In 1989 the Berlin Wall came down, followed in late 1991 by the dissolution of the Soviet Union and the collapse of communism in Eastern Europe. Burdened already by its stark incompatibility with human nature, Soviet communism’s ultimate demise was hastened by the courageous actions and principled leadership of Reagan, Margaret Thatcher, Lech Walesa, and Pope John Paul II. The free world rejoiced as a billion human beings were freed from the shackles of a morally repugnant and evil ideology.

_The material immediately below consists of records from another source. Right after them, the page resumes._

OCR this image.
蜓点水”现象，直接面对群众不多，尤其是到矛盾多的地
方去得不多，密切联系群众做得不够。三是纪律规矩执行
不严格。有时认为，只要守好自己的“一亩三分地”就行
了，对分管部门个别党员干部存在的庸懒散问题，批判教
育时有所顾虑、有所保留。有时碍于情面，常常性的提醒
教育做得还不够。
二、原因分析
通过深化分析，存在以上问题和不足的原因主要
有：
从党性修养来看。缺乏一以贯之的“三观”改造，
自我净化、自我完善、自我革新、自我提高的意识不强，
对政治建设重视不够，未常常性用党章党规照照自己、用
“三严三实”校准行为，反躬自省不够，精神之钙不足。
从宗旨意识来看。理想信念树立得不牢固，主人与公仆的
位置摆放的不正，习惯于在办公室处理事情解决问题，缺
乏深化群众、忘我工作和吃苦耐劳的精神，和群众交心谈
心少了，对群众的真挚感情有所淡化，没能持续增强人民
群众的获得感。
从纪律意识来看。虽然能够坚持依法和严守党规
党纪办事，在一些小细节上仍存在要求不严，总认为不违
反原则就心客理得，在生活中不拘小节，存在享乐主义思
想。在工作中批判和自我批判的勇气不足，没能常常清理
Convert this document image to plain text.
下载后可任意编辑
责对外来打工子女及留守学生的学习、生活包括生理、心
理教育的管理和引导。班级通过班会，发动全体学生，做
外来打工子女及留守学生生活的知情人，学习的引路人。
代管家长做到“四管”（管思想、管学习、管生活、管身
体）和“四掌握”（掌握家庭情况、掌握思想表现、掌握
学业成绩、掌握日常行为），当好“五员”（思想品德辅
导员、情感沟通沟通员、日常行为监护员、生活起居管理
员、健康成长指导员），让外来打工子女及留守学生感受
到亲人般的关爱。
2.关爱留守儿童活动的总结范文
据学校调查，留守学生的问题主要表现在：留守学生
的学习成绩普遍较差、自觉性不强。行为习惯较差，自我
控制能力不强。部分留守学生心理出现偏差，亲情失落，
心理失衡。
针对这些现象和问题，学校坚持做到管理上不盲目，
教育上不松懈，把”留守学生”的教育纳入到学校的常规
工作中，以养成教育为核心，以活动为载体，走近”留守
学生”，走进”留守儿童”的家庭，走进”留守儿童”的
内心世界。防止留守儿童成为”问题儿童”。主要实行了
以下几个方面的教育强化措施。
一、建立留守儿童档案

In 2011, in honor of his 100th birthday, statues of Ronald Reagan were unveiled in Hungary, Poland, and Georgia, and a street was named after him in the Czech Republic. The people of these former Soviet-controlled nations fully recognize, understand, and appreciate the important and transformative nature of Reagan’s principled character, his love of freedom, and his steadfast opposition to communism.

On June 5, 2004, Ronald Wilson Reagan, 40th president of the United States, ended his long goodbye when he succumbed to the ravages of Alzheimer's disease. His inspiring, remarkable journey through life profoundly impacted millions of people throughout the second half of the 20th century, from seven blind children in a North Carolina parking lot in 1976 to millions of newly-freed Eastern Europeans in 1991.

Indeed, and beyond any doubt, Ronald Reagan proved that character and freedom are intractably intertwined.

Author’s Note: Peter Robinson (the Reagan speechwriter who wrote the famous “Tear down this wall!” speech) wrote about Reagan’s meeting with the blind children in his book How Ronald Reagan Changed My Life. The quotes above attributed to Dana Rohrabacher were taken from this book.